Rose Brenner (1884–1926) was an American women's leader and educator. From 1920 until her death, she headed the National Council of Jewish Women, raising membership from 28,000 to 50,000 and introducing specialized committees on foreign relations and post-war reconstruction. In particular, she established support for European refugees.

==Biography==
Born on 3 April 1884 in Brooklyn, Rose Brenner, the eldest of six siblings, was the daughter of Judge Jacob Brenner and his wife Louise née Blumeneau. Her father played a leading role in local religious activities and politics. Brenner graduated in 1908 with a BA from Adelphi College.

She became active in the Brooklyn Section of the National Council of Jewish Women, serving as president from 1912 to 1918. She went on to become vice-president of the national council in 1915, later becoming national president in 1920. Under her leadership, the organization not only almost doubled membership but established a National Speakers Bureau and expanded its services for immigrant assistance. It also published Jewish prayer courses, including a prayer book in Braille. One of her main concerns was to provide support for Jewish immigrants in rural communities in the United States. As a result, in 1920 a Department of Farm and Rural Work was established.

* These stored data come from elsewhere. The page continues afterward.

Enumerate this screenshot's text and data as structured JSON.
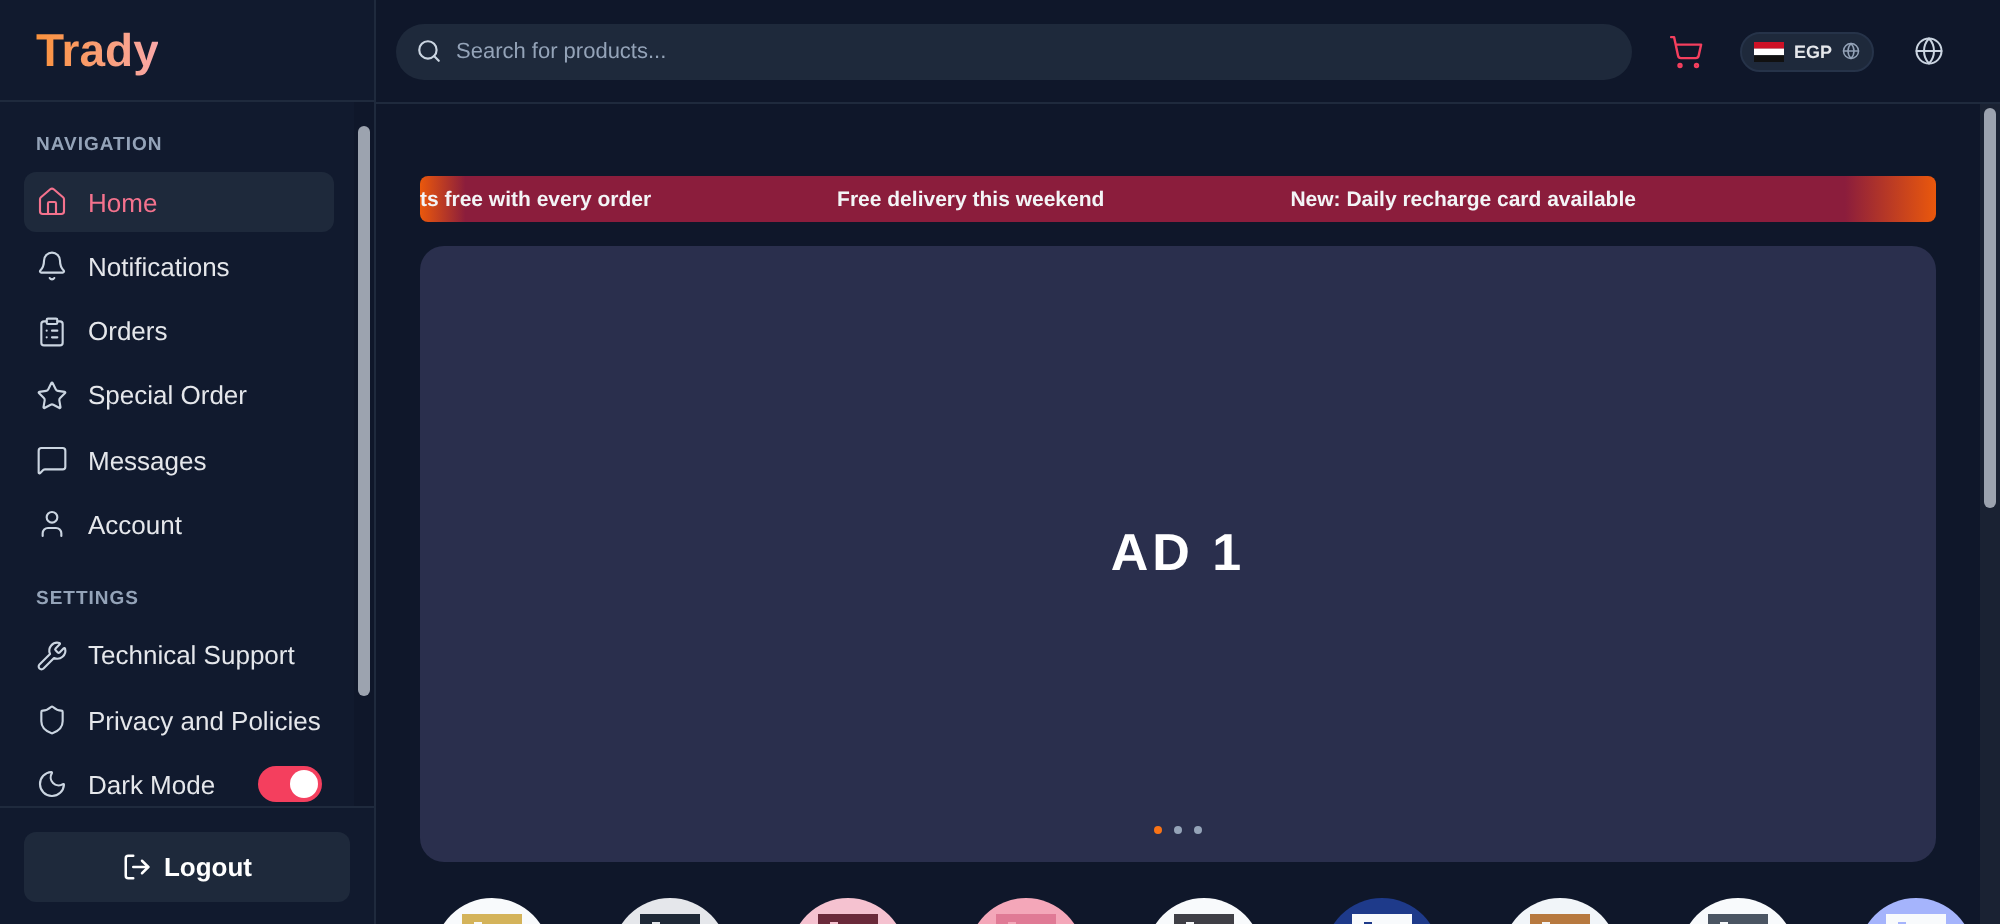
{
  "brand": "Trady",
  "sidebar": {
    "sections": [
      {
        "title": "NAVIGATION",
        "items": [
          {
            "kind": "home",
            "label": "Home",
            "selected": true
          },
          {
            "kind": "bell",
            "label": "Notifications",
            "selected": false
          },
          {
            "kind": "clipboard",
            "label": "Orders",
            "selected": false
          },
          {
            "kind": "star",
            "label": "Special Order",
            "selected": false
          },
          {
            "kind": "message",
            "label": "Messages",
            "selected": false
          },
          {
            "kind": "user",
            "label": "Account",
            "selected": false
          }
        ]
      },
      {
        "title": "SETTINGS",
        "items": [
          {
            "kind": "wrench",
            "label": "Technical Support",
            "selected": false
          },
          {
            "kind": "shield",
            "label": "Privacy and Policies",
            "selected": false
          },
          {
            "kind": "moon",
            "label": "Dark Mode",
            "selected": false,
            "toggle": {
              "on": true
            }
          }
        ]
      }
    ],
    "logout": "Logout"
  },
  "search": {
    "placeholder": "Search for products..."
  },
  "currency": "EGP",
  "ticker": [
    "ts free with every order",
    "Free delivery this weekend",
    "New: Daily recharge card available"
  ],
  "ad": {
    "title": "AD 1",
    "dots": [
      {
        "selected": true
      },
      {
        "selected": false
      },
      {
        "selected": false
      }
    ]
  }
}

In 1921, she also strengthened the organization by publishing The Jewish Woman, a quarterly, and the monthly The Immigrant. She set up services in support of refugees and created NCJW affiliates in Europe, caring for emigrants intending to go to America. Although she was unable to attend the First World Congress of Jewish Women in 1923 in Vienna, she sent a strong message of support through her representative Estelle Sternberger.

Brenner was also an active supporter of the Beth Elohim Temple where she taught for 20 years and chaired its sisterhood. She served as director of the Women's Foundation for Health under the Brooklyn Board of Education.

Rose Brenner died in Brooklyn of a stroke on 5 April 1926, aged only 42.